Bakıyoruz ki; Sussam, gönül razı değil..! Başlıyorsunuz; konuşmaya, yazmaya
Arada bir umutsuzluk cereyanına kapılmamıza sebep olan o kadar olumsuzluklar var ki; saymakla bitmiyor.
Paylaşalım bir kaçını
Medeniyet götürdüğümüz, insanlığı öğrettiğimiz, elimizi öptürdüğümüz milletler, adeta geçmişin intikamını alırcasına, bize el açtırıp, el öptürüp, kapılarında medet umar bir vaziyete getirdiler.
Bir zamanlar dünyaya hükmeden, çağ açıp çağ kapayan, tarihler yazan bir milletin evlatlarının düştüğü durum; diğer yanda bu hâli içine sindirebilen, rahatsızlık duymayan; duyarsız bir toplum..!

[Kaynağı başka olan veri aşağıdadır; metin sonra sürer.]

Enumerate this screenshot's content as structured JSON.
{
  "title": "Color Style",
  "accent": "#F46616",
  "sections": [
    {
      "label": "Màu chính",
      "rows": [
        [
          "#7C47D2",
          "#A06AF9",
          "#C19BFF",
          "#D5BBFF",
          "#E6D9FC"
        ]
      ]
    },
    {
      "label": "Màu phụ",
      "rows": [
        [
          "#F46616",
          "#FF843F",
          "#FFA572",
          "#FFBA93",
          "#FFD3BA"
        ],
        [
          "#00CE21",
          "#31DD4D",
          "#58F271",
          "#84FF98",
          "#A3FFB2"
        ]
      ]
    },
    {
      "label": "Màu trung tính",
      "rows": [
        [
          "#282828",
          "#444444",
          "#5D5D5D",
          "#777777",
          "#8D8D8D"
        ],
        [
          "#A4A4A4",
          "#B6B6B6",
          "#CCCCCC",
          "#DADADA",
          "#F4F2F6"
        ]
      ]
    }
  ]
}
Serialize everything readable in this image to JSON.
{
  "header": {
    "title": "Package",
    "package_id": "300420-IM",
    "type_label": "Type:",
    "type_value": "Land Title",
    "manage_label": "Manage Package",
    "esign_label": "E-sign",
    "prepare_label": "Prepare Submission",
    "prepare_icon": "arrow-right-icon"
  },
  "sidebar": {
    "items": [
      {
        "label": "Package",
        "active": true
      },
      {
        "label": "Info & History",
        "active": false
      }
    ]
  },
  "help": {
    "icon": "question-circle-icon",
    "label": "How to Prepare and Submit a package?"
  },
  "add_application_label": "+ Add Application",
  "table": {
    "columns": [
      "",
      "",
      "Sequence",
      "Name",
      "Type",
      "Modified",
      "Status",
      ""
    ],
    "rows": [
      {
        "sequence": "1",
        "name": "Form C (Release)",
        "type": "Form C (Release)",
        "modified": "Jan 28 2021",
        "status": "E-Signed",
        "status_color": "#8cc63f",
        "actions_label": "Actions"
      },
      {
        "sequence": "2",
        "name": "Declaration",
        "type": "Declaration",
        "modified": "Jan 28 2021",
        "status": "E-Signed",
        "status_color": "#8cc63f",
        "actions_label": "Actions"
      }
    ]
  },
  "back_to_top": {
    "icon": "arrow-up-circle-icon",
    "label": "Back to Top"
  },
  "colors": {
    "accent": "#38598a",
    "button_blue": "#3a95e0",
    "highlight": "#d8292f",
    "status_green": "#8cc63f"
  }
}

Yaz, söyle istediğin kadar, Tesiri yok!
Milletimizin genel çoğunluğu, günü kurtarma mantığına alıştırıldıktan sonra, çevresinde cereyan eden olaylara karşı alabildiğine duyarsız olmaya başladı. Bırakın yaşanan olayların arkasında dönen dolapları; görünen kısımlarını bile anlamaktan uzak bir görüntü sergilenmekte. Hayasızlık, yolsuzluk, haksızlık toplumun yapısına sirayet etmiş. Hele vatan diye derdi olanlar, o kadar azalmış ki; bir avuç kalmış... Onların bile rotaları, birbirinden farklılık arz ediyor. Bir toplum ancak bu şekilde öz benliğinden, karakterinden hayal bile edilemeyecek şekilde koparılırmış meğer..!
Yaz, söyle istediğin kadar, Tesiri yok!
İnsanımız; kartel medyanın, toplum mühendislerinin ve Ruhunu ecnebiye satmış kanaat önderlerinin telkinleriyle, ecnebi senaryolarında figüranlık yapa yapa kendi ruh ve beden sağlığını, kendi geleceğini, bayrağı altında yaşadığı vatanının geleceğini hiçe sayacak kadar duyarsız bir hale gelmiştir...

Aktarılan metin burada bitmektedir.